Why such an investment in simulation training for catheter-based procedures? Traditional surgical procedures are now finding their way into invasive procedure labs, cath labs and operating rooms. Simulation decreases the learning curve, and provides an environment in which a bad decision will not compromise patient care. Simulation also teaches new skill sets for new products as they enter the market. Nurses and technologists get hands-on practice with the device and learn how to use it as a physician would, allowing the participant to better understand the procedure and to be prepared for his or her role when the patient is on the table. It really gives the staff an appreciation of what the doctor is actually doing, notes Lynne Jones.

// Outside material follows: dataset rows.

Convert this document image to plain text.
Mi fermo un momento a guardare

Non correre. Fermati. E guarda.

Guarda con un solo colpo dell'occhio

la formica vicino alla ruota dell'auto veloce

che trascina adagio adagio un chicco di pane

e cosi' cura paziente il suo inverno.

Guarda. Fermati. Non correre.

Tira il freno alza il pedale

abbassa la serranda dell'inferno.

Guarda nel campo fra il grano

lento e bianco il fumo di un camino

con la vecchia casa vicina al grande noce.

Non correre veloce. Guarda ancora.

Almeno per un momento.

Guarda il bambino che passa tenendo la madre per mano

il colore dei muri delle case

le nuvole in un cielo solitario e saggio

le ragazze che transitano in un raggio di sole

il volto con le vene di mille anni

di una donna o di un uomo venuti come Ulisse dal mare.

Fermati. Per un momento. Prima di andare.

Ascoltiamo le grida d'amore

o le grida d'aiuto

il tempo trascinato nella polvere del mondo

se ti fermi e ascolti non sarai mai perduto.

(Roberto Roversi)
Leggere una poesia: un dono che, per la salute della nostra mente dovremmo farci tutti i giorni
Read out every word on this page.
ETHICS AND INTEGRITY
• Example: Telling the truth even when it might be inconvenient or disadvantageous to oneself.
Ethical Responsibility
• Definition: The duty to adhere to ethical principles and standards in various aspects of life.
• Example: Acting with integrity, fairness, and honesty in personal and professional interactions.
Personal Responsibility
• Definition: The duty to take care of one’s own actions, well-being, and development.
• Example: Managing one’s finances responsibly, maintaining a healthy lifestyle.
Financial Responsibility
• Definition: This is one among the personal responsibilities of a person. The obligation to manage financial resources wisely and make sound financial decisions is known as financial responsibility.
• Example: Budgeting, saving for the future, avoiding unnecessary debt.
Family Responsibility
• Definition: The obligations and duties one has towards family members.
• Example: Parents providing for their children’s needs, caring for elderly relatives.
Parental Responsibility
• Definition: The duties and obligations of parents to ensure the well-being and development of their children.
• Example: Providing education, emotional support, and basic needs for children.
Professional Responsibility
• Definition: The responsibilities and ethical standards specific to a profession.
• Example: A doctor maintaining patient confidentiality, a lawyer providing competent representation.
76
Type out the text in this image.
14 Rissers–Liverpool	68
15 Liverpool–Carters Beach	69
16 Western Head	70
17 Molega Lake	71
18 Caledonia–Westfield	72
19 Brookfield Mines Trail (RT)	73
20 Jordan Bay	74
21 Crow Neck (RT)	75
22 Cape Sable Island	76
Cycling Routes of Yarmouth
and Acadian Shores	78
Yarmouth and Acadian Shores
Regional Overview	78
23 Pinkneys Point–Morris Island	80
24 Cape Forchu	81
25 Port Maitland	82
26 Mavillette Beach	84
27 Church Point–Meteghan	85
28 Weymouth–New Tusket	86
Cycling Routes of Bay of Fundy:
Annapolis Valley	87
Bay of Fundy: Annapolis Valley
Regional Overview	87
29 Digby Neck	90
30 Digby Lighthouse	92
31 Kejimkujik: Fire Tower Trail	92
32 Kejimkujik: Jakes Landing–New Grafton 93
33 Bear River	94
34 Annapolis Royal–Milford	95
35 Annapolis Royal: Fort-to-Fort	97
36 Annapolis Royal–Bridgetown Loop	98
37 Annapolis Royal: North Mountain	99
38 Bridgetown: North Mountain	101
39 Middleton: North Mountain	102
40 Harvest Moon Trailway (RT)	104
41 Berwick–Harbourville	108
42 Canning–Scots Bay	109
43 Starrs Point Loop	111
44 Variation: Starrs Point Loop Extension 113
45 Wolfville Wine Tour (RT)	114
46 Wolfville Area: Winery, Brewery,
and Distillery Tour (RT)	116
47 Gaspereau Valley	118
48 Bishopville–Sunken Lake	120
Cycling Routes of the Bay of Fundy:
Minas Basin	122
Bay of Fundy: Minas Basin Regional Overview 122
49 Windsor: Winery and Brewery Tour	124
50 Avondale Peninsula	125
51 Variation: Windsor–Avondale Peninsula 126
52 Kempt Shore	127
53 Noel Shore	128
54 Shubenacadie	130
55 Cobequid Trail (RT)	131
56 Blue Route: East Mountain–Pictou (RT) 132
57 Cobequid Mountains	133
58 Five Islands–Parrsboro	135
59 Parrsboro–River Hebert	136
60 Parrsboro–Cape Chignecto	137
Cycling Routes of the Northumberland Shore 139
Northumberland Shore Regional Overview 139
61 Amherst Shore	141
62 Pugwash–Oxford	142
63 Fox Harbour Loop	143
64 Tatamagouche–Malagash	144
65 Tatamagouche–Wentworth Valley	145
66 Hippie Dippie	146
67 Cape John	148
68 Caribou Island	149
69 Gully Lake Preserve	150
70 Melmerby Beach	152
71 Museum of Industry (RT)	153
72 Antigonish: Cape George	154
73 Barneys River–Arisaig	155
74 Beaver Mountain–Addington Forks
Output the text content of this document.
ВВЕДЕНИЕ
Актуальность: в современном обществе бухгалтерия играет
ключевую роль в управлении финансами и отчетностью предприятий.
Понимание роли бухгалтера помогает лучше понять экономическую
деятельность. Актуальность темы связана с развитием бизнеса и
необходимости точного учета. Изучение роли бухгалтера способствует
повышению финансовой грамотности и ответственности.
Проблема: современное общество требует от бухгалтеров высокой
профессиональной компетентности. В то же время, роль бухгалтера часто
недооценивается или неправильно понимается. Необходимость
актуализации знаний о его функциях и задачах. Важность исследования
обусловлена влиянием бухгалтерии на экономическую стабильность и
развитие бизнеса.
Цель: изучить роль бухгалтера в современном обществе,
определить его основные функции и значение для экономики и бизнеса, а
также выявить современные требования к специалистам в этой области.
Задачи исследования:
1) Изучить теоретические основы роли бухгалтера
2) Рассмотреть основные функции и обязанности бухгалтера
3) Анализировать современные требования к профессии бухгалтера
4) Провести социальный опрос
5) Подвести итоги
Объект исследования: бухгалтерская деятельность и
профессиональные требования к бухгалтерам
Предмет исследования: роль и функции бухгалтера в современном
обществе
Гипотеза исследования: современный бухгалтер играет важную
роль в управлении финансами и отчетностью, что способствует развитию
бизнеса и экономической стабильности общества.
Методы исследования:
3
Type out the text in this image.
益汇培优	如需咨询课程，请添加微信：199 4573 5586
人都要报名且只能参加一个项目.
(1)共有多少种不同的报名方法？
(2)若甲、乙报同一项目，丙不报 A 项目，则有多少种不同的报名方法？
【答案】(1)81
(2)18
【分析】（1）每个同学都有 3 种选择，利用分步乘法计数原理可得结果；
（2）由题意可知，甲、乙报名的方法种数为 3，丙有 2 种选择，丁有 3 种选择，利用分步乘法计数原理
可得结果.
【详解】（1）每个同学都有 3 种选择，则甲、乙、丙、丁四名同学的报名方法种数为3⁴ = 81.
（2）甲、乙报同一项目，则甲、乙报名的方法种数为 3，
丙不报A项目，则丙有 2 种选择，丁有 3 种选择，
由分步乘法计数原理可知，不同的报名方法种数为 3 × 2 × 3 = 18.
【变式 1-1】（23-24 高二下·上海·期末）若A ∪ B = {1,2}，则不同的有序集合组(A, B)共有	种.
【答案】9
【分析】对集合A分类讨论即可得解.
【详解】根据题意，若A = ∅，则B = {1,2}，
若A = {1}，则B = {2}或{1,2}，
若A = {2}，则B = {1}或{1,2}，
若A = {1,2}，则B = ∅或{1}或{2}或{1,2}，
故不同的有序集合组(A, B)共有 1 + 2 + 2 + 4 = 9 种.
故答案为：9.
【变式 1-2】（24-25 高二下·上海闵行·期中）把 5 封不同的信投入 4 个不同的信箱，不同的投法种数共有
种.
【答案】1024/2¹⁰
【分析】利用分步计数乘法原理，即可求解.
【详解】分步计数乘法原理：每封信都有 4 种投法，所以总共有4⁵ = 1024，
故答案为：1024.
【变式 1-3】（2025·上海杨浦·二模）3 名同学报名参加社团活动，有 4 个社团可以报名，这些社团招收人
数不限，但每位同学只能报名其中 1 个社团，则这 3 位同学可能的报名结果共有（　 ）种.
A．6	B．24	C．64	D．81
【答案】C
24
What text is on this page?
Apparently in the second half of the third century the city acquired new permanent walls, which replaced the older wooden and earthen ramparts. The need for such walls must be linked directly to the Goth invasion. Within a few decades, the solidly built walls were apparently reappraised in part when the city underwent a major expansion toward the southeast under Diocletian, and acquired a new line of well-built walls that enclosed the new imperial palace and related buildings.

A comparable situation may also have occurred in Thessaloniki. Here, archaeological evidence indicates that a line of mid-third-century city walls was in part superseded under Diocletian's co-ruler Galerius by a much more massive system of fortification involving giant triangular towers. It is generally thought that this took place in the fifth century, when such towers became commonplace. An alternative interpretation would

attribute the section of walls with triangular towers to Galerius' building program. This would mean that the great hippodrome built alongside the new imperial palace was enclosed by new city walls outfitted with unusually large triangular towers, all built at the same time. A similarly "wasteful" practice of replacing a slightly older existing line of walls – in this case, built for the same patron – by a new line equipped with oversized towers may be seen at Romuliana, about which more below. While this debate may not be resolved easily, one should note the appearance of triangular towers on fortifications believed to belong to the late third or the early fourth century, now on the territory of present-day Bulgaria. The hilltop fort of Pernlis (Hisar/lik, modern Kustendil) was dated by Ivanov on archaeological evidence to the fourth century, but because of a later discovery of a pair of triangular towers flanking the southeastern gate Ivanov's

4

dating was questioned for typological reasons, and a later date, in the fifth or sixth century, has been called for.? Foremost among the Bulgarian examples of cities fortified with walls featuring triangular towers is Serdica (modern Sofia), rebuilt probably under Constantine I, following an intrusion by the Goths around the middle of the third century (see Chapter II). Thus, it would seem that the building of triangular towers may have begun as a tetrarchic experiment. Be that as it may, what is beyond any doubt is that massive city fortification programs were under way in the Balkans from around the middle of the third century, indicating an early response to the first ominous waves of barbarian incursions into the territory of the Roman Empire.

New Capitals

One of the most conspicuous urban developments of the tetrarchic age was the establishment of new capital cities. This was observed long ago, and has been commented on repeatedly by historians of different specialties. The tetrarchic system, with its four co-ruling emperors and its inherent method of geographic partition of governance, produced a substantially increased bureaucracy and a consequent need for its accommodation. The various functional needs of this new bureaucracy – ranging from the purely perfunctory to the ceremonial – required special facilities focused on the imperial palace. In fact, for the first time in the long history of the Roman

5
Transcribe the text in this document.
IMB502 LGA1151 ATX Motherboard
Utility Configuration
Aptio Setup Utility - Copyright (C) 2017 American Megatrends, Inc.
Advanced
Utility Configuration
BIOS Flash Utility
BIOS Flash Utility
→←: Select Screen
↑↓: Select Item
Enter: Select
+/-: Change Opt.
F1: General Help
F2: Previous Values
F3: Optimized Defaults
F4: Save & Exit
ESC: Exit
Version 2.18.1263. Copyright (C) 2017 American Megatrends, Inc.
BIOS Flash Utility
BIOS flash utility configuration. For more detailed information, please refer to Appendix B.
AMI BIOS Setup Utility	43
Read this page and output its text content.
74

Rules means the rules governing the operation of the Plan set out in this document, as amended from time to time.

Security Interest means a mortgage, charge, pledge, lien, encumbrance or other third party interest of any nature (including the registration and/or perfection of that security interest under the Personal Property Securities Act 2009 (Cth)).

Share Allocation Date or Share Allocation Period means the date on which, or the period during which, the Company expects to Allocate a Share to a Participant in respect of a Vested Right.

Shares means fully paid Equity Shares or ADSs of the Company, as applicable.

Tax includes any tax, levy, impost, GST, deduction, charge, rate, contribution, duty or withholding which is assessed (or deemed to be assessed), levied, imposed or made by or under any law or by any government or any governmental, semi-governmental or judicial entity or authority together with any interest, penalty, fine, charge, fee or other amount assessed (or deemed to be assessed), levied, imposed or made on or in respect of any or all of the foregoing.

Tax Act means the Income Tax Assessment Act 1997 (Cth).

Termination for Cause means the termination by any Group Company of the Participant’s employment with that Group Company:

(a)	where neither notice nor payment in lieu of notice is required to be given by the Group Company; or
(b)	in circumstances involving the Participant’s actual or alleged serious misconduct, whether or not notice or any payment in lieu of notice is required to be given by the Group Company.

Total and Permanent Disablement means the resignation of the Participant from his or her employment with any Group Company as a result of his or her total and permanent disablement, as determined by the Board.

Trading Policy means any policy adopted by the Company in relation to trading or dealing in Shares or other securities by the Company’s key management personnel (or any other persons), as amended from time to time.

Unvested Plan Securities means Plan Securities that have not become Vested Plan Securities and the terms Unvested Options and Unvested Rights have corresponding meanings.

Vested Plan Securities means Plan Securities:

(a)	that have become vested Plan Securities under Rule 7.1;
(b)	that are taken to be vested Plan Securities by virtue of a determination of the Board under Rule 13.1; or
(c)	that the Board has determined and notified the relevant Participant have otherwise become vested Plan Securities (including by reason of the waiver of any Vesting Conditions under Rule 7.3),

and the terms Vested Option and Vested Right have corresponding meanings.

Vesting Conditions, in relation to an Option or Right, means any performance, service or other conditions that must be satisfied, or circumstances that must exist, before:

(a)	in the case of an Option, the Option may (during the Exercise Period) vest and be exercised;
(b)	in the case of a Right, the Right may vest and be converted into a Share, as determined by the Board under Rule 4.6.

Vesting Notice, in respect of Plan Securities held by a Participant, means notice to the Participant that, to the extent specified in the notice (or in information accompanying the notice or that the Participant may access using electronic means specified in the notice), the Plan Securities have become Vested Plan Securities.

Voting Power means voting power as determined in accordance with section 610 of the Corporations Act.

Simulated cases aren’t just for coronary and peripheral catheter-based work. Development in open-chambered procedures and complex medical devices is underway. To aid in the training of catheter-based professionals, there are seven dedicated SimSuites in the United States located in various regions around the country to make access to a SimSuite Education Center convenient for most hospitals. The Carotid T2 program is offered for carotid team training for facilities nationwide. There will always be a place in the education of clinicians for theory and understanding of the treatment of disease processes. Simulation is proving to be an invaluable educational tool for hands-on reality-based training without risk or harm to patients.